Conservative supporters believing Mr Johnson has the right prime ministerial abilities dropped from 39 per cent to 32 per cent in the same period.
Other potential Tory leadership contenders receive similar approval ratings, with 32 per cent of Conservative backers saying foreign secretary Jeremy Hunt and home secretary Sajid Javid have what it takes to be PM.
Work and pensions secretary Amber Rudd is just behind on 31 per cent.
But the possible leadership rivals score smaller negative ratings than the ex-foreign secretary.
Mr Javid is seen as lacking what it takes to be prime minister by 40 per cent of Tory supporters, while 38 per cent take the same view of Ms Rudd and Mr Hunt gets a 36 per cent score.
Environment secretary Michael Gove is seen as good prime minister material by 30 per cent of Tory backers, with 45 per cent disagreeing.
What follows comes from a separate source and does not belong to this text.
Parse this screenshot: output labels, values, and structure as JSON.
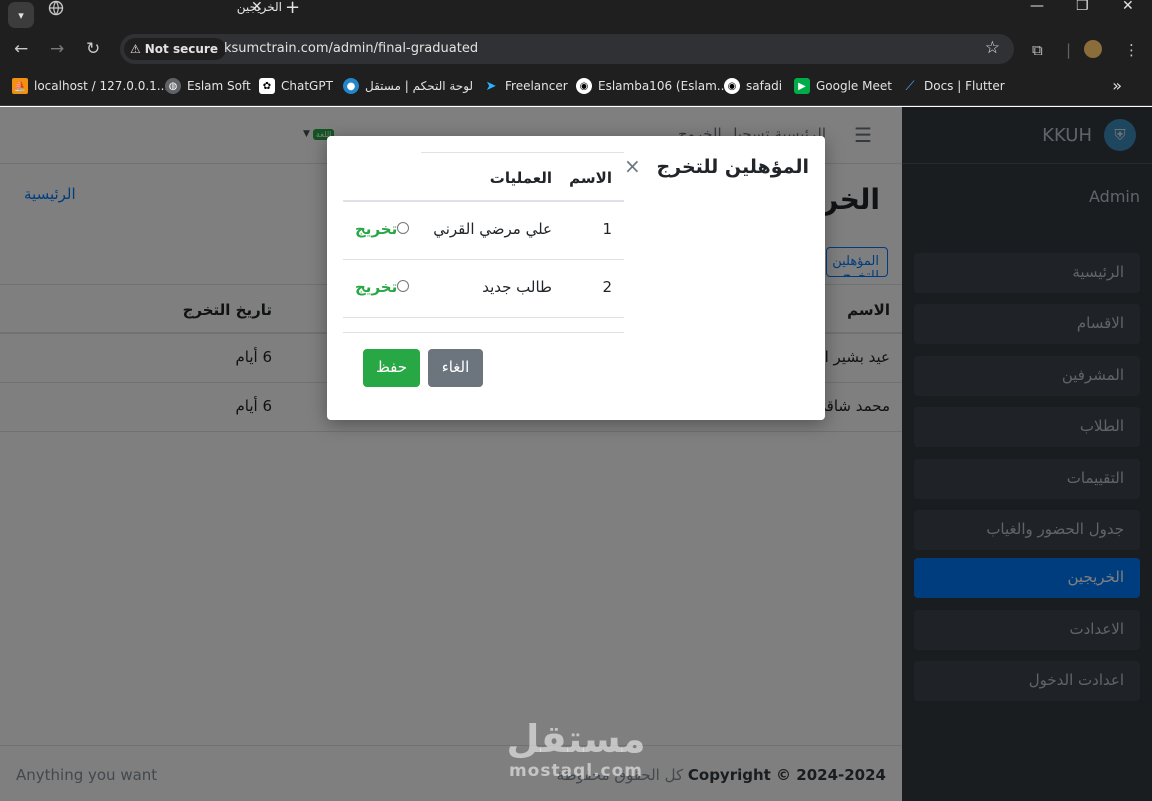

Ex-Brexit secretary Dominic Raab is rated as having what it takes by 20 per cent, with 44 per cent taking the opposite view.
Three in five Conservative supporters agree Theresa May has the qualities needed to be a good prime minister, while 30 per cent disagree.
Among all voters, the figures are almost reversed, with 30 per cent saying Mrs May has the qualities needed by a good PM and 57 per cent taking the opposite view.
The situation is worse for Labour leader Jeremy Corbyn, with 21 per cent of all voters saying he has what it takes to be in Downing Street, while 67 per cent disagree.
Views are split on when Mrs May should stand down as prime minister, with 36 per cent of all voters saying the Tories should change their leader as soon as possible, a rise of seven points since September.
Just 30 per cent of voters think the Tories should elect a new leader once Britain has left the EU, but before the next general election.
And 24 per cent believe the Conservatives should get a new leader after the next general election.
Of Conservative backers, 17 per cent think the party leader should be changed as soon as possible, with 39 per cent saying it should happen after Brexit, but before the next general election.
Ipsos MORI interviewed 1,050 people aged 18 and above by telephone between 15-19 March for the poll.